Wave of terror passes over my face.
“Why is it so important that I stay for a year? Even if I only work here for a short time, I will still be a good worker,” I questioned the man interviewing me. I’m not good at sucking up during interviews. The blunt, confrontational side of me never backs down.
“Sarah, it is a waste of our time to hire and train an employee who will leave the company in less than a year. I need to know if you will commit to at least one year,” he responded. He looked slightly annoyed – but overall he was very patient with me.
I self-talked myself through the decision. Surely I could last a year. I agreed. I may have sounded hesitant; but my word is my word.
Next year will mark my five year anniversary with the same corporation. That interview question, although it threw me into a temporary panic, didn’t turn out to be such a big deal.
Should I do it? Should I not? Should I keep looking? Should I wait? I don’t know. Will I find a better deal? Is this the right place?
On and on the questions soared through my brain. I had a lease to sign. Once again, someone was asking for a year-long commitment. Once again, I was not feeling so hot about the idea.
It’s the right price. Right distance from work. Good parking for my motorcycle. They will let me bring my cat. Why must they insist that I sign a year-long lease? What’s so terrible about month-to-month?
I signed the lease. It’s been a year and a half now.
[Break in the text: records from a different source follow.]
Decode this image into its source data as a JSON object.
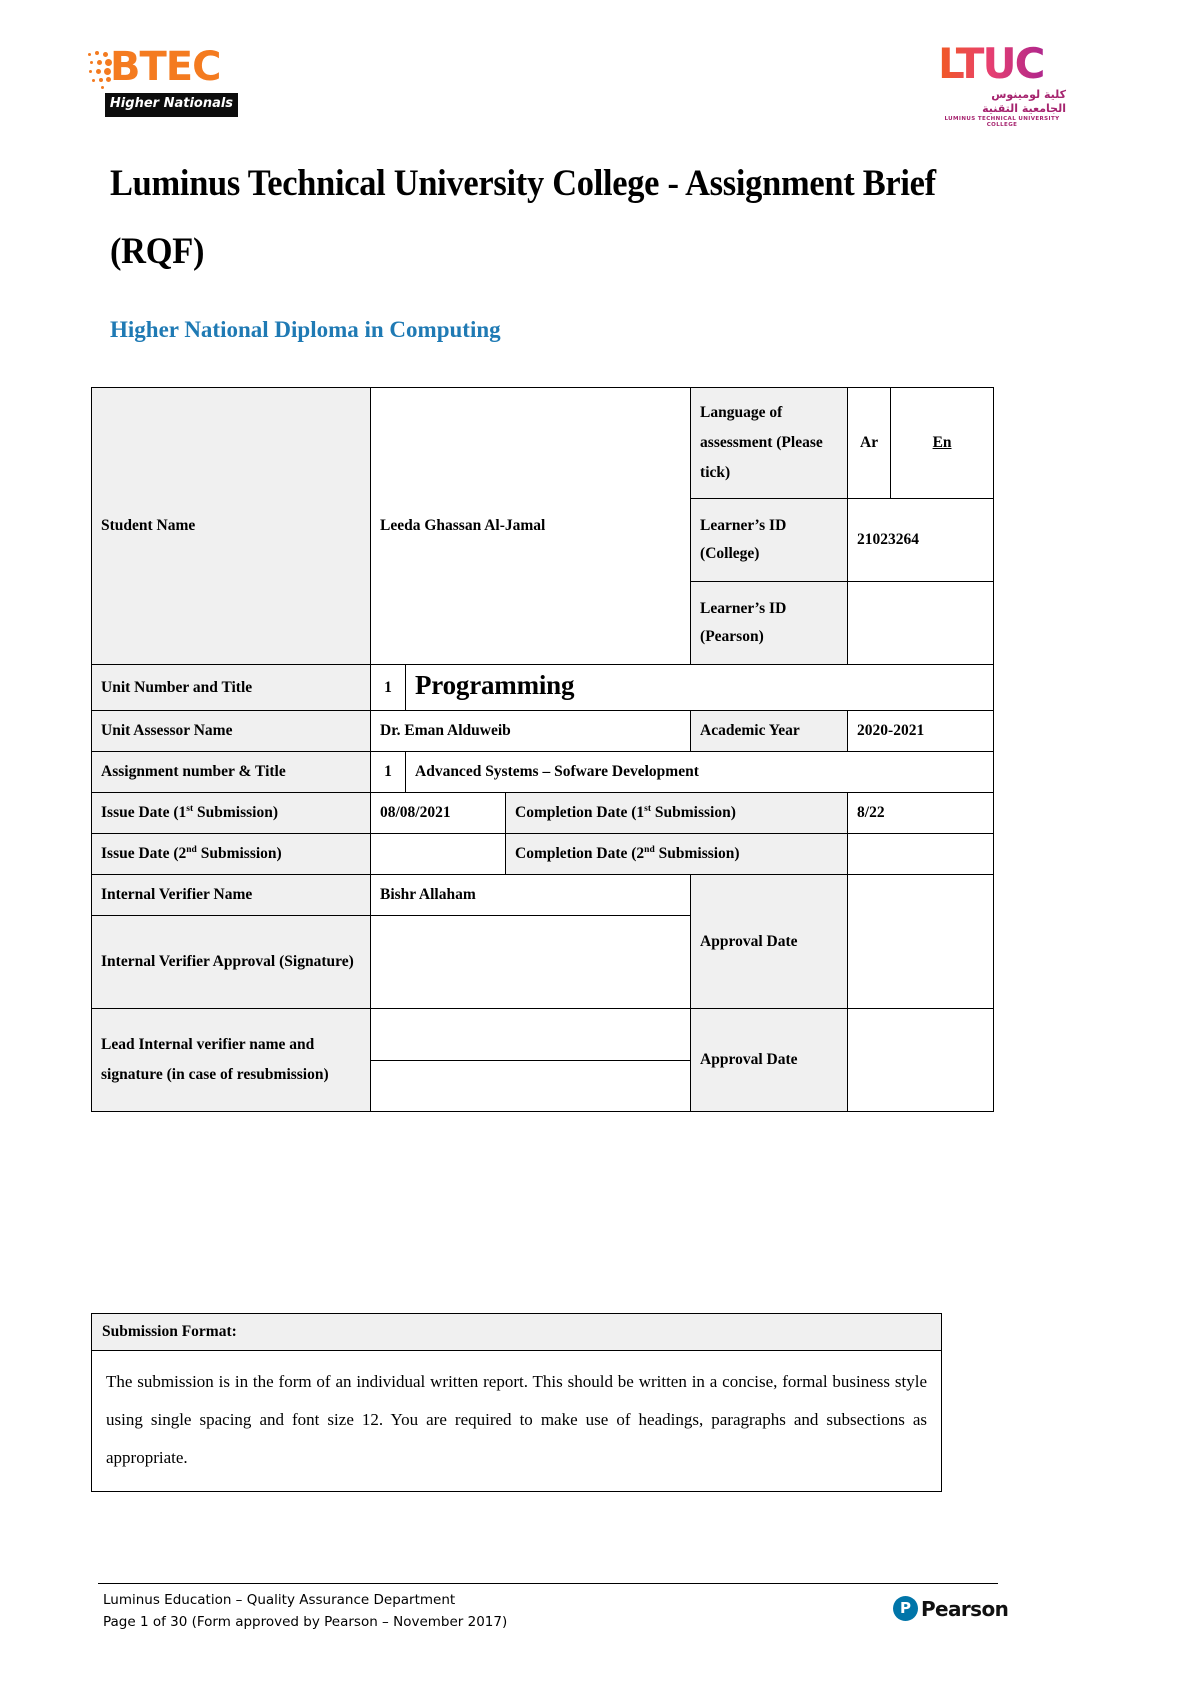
{
  "logos": {
    "btec": {
      "word": "BTEC",
      "band": "Higher Nationals"
    },
    "ltuc": {
      "word": "LTUC",
      "arabic_line1": "كلية لومينوس",
      "arabic_line2": "الجامعية التقنية",
      "english_line": "LUMINUS TECHNICAL UNIVERSITY COLLEGE"
    },
    "pearson": {
      "word": "Pearson",
      "mark": "p-mark"
    }
  },
  "header": {
    "title": "Luminus Technical University College - Assignment Brief (RQF)",
    "subtitle": "Higher National Diploma in Computing",
    "subtitle_color": "#1f7ab4"
  },
  "brief_table": {
    "student_name_label": "Student Name",
    "student_name_value": "Leeda Ghassan Al-Jamal",
    "language_label": "Language of assessment (Please tick)",
    "language_option_ar": "Ar",
    "language_option_en": "En",
    "language_selected": "En",
    "learner_id_college_label": "Learner’s ID (College)",
    "learner_id_college_value": "21023264",
    "learner_id_pearson_label": "Learner’s ID (Pearson)",
    "learner_id_pearson_value": "",
    "unit_number_label": "Unit Number and Title",
    "unit_number_value": "1",
    "unit_title_value": "Programming",
    "unit_assessor_label": "Unit Assessor Name",
    "unit_assessor_value": "Dr. Eman Alduweib",
    "academic_year_label": "Academic Year",
    "academic_year_value": "2020-2021",
    "assignment_number_label": "Assignment number & Title",
    "assignment_number_value": "1",
    "assignment_title_value": "Advanced Systems – Sofware Development",
    "issue_date_1_label_pre": "Issue Date (1",
    "issue_date_1_label_sup": "st",
    "issue_date_1_label_post": " Submission)",
    "issue_date_1_value": "08/08/2021",
    "completion_date_1_label_pre": "Completion Date (1",
    "completion_date_1_label_sup": "st",
    "completion_date_1_label_post": " Submission)",
    "completion_date_1_value": "8/22",
    "issue_date_2_label_pre": "Issue Date (2",
    "issue_date_2_label_sup": "nd",
    "issue_date_2_label_post": " Submission)",
    "issue_date_2_value": "",
    "completion_date_2_label_pre": "Completion Date (2",
    "completion_date_2_label_sup": "nd",
    "completion_date_2_label_post": " Submission)",
    "completion_date_2_value": "",
    "internal_verifier_name_label": "Internal Verifier Name",
    "internal_verifier_name_value": "Bishr Allaham",
    "internal_verifier_approval_label": "Internal Verifier Approval (Signature)",
    "internal_verifier_approval_value": "",
    "approval_date_label_1": "Approval Date",
    "approval_date_value_1": "",
    "lead_verifier_label_bold": "Lead Internal verifier name and signature ",
    "lead_verifier_label_normal": "(in case of resubmission)",
    "lead_verifier_value": "",
    "approval_date_label_2": "Approval Date",
    "approval_date_value_2": ""
  },
  "submission_format": {
    "heading": "Submission Format:",
    "body": "The submission is in the form of an individual written report. This should be written in a concise, formal business style using single spacing and font size 12. You are required to make use of headings, paragraphs and subsections as appropriate."
  },
  "footer": {
    "line1": "Luminus Education – Quality Assurance Department",
    "line2": "Page 1 of 30 (Form approved by Pearson – November 2017)"
  }
}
I don’t really have any intentions to move. Nonetheless, I opted out of renewing my lease. Once I fulfilled the first year they allowed me to rent month-to-month going forward. Why place restrictions upon myself that are not absolutely necessary?
This is the kind of guy that automatically goes in for eye contact. I don’t dare call him Mr. CommitmentLover, because he may also be a total commitment-phobe in the typical sense of the term. He may dodge long-term relationships or marriage. He may only be interested in a night of pleasure. But he’s got me beat. Committing to that first date is even too hard for me.
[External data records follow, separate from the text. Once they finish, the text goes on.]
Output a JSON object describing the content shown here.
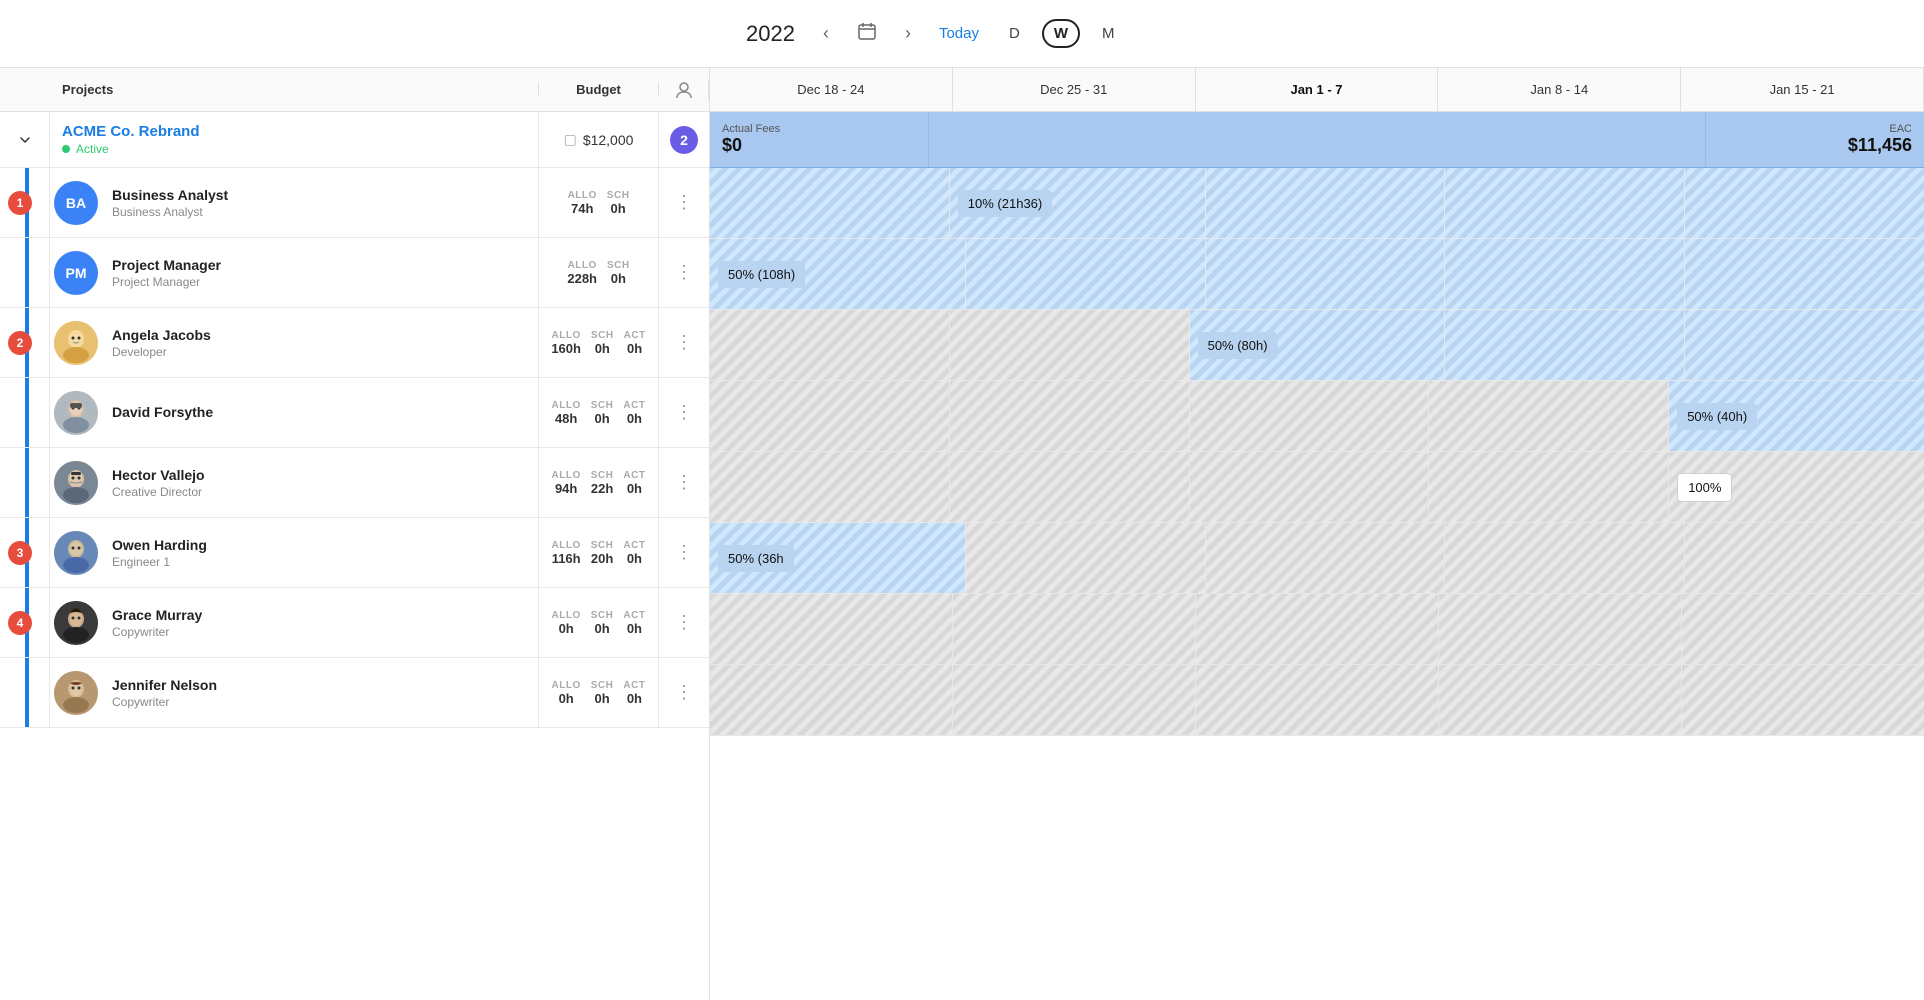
{
  "topbar": {
    "year": "2022",
    "today_label": "Today",
    "view_d": "D",
    "view_w": "W",
    "view_m": "M"
  },
  "column_headers": {
    "projects": "Projects",
    "budget": "Budget",
    "weeks": [
      "Dec 18 - 24",
      "Dec 25 - 31",
      "Jan 1 - 7",
      "Jan 8 - 14",
      "Jan 15 - 21"
    ]
  },
  "project": {
    "name": "ACME Co. Rebrand",
    "status": "Active",
    "budget": "$12,000",
    "member_count": "2",
    "actual_fees_label": "Actual Fees",
    "actual_fees_value": "$0",
    "eac_label": "EAC",
    "eac_value": "$11,456"
  },
  "milestones": [
    "1",
    "2",
    "3",
    "4"
  ],
  "resources": [
    {
      "id": "r1",
      "avatar_type": "initials",
      "initials": "BA",
      "avatar_class": "avatar-ba",
      "name": "Business Analyst",
      "role": "Business Analyst",
      "allo": "74h",
      "sch": "0h",
      "act": null,
      "milestone": null,
      "gantt_col": 2,
      "gantt_label": "10% (21h36)",
      "gantt_offset": "5px",
      "gantt_width": "95%"
    },
    {
      "id": "r2",
      "avatar_type": "initials",
      "initials": "PM",
      "avatar_class": "avatar-pm",
      "name": "Project Manager",
      "role": "Project Manager",
      "allo": "228h",
      "sch": "0h",
      "act": null,
      "milestone": null,
      "gantt_col": 2,
      "gantt_label": "50% (108h)",
      "gantt_offset": "5px",
      "gantt_width": "95%"
    },
    {
      "id": "r3",
      "avatar_type": "photo",
      "avatar_class": "avatar-aj",
      "name": "Angela Jacobs",
      "role": "Developer",
      "allo": "160h",
      "sch": "0h",
      "act": "0h",
      "milestone": "2",
      "gantt_col": 3,
      "gantt_label": "50% (80h)"
    },
    {
      "id": "r4",
      "avatar_type": "photo",
      "avatar_class": "avatar-df",
      "name": "David Forsythe",
      "role": "",
      "allo": "48h",
      "sch": "0h",
      "act": "0h",
      "milestone": null,
      "gantt_col": 4,
      "gantt_label": "50% (40h)"
    },
    {
      "id": "r5",
      "avatar_type": "photo",
      "avatar_class": "avatar-hv",
      "name": "Hector Vallejo",
      "role": "Creative Director",
      "allo": "94h",
      "sch": "22h",
      "act": "0h",
      "milestone": null,
      "gantt_col": 4,
      "gantt_label": "100%"
    },
    {
      "id": "r6",
      "avatar_type": "photo",
      "avatar_class": "avatar-oh",
      "name": "Owen Harding",
      "role": "Engineer 1",
      "allo": "116h",
      "sch": "20h",
      "act": "0h",
      "milestone": "3",
      "gantt_col": 1,
      "gantt_label": "50% (36h"
    },
    {
      "id": "r7",
      "avatar_type": "photo",
      "avatar_class": "avatar-gm",
      "name": "Grace Murray",
      "role": "Copywriter",
      "allo": "0h",
      "sch": "0h",
      "act": "0h",
      "milestone": "4",
      "gantt_col": 0,
      "gantt_label": ""
    },
    {
      "id": "r8",
      "avatar_type": "photo",
      "avatar_class": "avatar-jn",
      "name": "Jennifer Nelson",
      "role": "Copywriter",
      "allo": "0h",
      "sch": "0h",
      "act": "0h",
      "milestone": null,
      "gantt_col": 0,
      "gantt_label": ""
    }
  ],
  "labels": {
    "allo": "ALLO",
    "sch": "SCH",
    "act": "ACT"
  }
}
Like I said, he’s brave and he goes in for eye contact. He’s searching: Is she interested? What will she say if I ask her out? Is she checking me out?
I dodge the eye contact.
Yes, I am interested. Yes, I am checking you out. But, don’t even ask that question in between. I dodge the eye contact in an effort to squelch your bravery because your bravery will lead to our dating and our dating will lead to me feeling attached and I don’t want to feel attached. You want me to flirt? Quit acting so interested. (I know I’ve adamantly proclaimed that guys should be brave and pursue. I’m admitting now that I’m a total hypocrite and don’t encourage men to pursue with my actions. Sue me.)
Should Mr. BraveEnoughToAskYouOut happen to continue despite my lack of eye contact… I continue to run. Hang out this weekend? I might be busy this weekend… Not really sure about all my plans yet. Dinner? How about coffee? Coffee doesn’t feel like nearly as big of a commitment as dinner…
Okay. In the first two scenarios I was practically forced to commit, despite my reservations. Neither situation turned out too badly. That goes to show that if I actually step out of my comfort zone and go on a real date with a guy I actually like, it may not turn out too badly either. If someone manages to get me past that first step – then maybe it will work out. Like the job and the apartment.
We may end up in a steady dating relationship and I may end up appreciating said relationship.
Or he may cheat on me. Or dump me and leave me desperately heart-broken. Or betray my confidence. Or use me. Or die. Or all of the above.
I think I’d rather dodge eye contact and whine about how men are cowards.